Darüber hinaus seien bei Konkurseröffnung neue Arbeitsverträge geschlossen, ein Teil der Produktionsstätten vermietet und bestehende Mietverträge beibehalten worden. Noch am 27. November 2014 habe der Konkursverwalter mitgeteilt, dass einzelne anspruchsvolle Rechtsverfahren der AG noch offen seien und das komplette Grundvermögen der AG noch nicht eingelöst worden sei. Sei - wie im Streitfall - umfangreiches Betriebsvermögen vorhanden, lasse sich nicht abschätzen, wie sich die Marktwerte der Wirtschaftsgüter im Laufe des Konkursverfahrens entwickelten. Außerdem sei im Zeitpunkt der Eröffnung des Konkursverfahrens nicht sicher gewesen, ob es zu einer Vollbeendigung der Gesellschaft und damit zu einem endgültigen Liquidationsverlust der Gesellschafter kommen werde. Es habe die Aussicht bestanden, dass die AG, z.B. durch die Firma E, fortgeführt werde. Werde das Aktivvermögens in seiner Gesamtheit übertragen, habe es regelmäßig einen erheblich höheren Wert, als wenn die Wirtschaftsgüter einzeln verwertet würden.

Gegen die Entscheidung des Beklagten richtet sich die beim Niedersächsischen Finanzgericht erhobene Klage, mit der die Kläger ihr Begehren auf Berücksichtigung eines Verlustes aus der Auflösung einer Kapitalgesellschaft gemäß § 17 Abs. 4 EStG in Höhe von 2.498.124,60 € im Jahr 2010 weiterverfolgen. Zur Begründung verweisen sie auf ihren Vortrag aus dem Vorverfahren sowie die hierzu vorgelegten Unterlagen.

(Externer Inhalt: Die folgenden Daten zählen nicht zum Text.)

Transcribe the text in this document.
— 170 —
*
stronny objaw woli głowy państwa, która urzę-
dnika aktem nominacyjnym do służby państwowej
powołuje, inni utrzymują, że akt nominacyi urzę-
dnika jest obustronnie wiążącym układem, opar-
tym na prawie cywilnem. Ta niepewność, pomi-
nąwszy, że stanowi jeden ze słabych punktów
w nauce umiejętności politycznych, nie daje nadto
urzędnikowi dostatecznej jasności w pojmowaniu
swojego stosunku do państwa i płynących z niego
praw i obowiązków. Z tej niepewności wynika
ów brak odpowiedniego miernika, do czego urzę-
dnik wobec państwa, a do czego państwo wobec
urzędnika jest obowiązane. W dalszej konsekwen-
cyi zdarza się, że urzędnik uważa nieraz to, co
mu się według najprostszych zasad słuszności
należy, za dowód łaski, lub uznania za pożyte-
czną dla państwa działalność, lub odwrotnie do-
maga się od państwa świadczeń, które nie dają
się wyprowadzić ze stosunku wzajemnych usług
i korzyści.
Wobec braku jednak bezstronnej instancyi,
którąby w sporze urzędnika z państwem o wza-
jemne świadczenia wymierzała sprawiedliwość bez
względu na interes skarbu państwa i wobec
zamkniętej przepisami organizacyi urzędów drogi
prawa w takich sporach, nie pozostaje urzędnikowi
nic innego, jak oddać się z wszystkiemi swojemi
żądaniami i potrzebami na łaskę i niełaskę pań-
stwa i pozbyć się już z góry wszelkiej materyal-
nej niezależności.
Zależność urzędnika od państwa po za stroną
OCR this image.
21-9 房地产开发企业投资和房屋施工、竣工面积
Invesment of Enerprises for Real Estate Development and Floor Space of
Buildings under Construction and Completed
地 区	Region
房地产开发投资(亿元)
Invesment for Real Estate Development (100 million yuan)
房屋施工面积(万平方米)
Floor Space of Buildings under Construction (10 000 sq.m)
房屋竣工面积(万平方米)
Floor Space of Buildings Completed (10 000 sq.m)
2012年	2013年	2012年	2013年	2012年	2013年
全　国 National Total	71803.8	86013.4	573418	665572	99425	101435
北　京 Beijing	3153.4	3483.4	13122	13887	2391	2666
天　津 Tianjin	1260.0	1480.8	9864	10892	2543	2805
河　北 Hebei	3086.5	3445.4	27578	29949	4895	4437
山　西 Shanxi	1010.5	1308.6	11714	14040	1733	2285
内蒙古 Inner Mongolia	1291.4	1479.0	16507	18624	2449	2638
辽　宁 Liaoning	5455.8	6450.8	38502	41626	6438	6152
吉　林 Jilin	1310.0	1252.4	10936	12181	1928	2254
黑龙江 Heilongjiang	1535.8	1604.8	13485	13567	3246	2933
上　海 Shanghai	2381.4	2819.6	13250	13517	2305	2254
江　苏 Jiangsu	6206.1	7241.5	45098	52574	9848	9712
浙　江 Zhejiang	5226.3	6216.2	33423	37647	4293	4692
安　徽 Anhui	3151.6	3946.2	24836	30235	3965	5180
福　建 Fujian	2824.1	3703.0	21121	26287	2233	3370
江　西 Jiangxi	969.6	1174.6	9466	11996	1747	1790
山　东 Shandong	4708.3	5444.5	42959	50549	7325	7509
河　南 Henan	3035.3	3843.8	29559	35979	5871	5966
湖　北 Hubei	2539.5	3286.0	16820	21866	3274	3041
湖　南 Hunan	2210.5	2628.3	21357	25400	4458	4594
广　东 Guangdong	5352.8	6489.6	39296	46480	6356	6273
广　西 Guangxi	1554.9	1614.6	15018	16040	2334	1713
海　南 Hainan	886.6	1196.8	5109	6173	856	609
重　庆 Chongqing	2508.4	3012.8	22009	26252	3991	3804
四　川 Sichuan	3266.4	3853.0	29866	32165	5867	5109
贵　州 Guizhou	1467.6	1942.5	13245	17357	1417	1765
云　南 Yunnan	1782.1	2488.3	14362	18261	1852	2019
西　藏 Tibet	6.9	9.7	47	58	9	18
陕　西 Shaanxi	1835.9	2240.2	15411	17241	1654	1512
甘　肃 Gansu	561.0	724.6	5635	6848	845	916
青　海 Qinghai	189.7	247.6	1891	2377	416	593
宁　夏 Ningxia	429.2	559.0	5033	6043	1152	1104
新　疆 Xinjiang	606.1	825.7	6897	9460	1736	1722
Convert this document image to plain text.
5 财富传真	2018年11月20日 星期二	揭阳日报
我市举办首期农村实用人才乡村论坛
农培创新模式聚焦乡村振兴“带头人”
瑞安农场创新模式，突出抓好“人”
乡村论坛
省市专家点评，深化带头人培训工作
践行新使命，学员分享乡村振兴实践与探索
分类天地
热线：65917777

Ergänzend führen sie aus, dass nach dem eindeutigen Wortlaut des § 17 Abs. 1, Abs. 4 EStG der mit einer Auflösung in Zusammenhang stehende Verlust des Steuerpflichtigen im Zeitpunkt der (zivilrechtlichen) Auflösung der Gesellschaft, d. h. mit Eröffnung des Insolvenzverfahrens zu berücksichtigen sei. Der Stichtag für die Berücksichtigung des Auflösungsverlustes sei daher durch den Gesetzgeber genau bestimmt. Indem der BFH für die Berücksichtigung des Auflösungsverlustes auf einen "Realisationszeitpunkt" abstelle, weiche er vom ausdrücklichen Wortlaut der Vorschrift ab. Dies widerspreche dem Leistungsfähigkeitsprinzip. Denn die Beteiligung des Gesellschaftes habe im Zeitpunkt der Auflösung der Gesellschaft durch Eröffnung des Konkursverfahrens einen Wert von 0 €. Der tatsächliche Verlust des Steuerpflichtigen sei daher im Zeitpunkt der Auflösung entstanden, zumal der Anteilseigner ab diesem Zeitpunkt keinen Einfluss mehr auf die Geschicke der Gesellschaft habe. Erfolge später wider Erwarten doch noch eine Zuteilung, so sei diese als nachträgliche Einnahme zu erfassen.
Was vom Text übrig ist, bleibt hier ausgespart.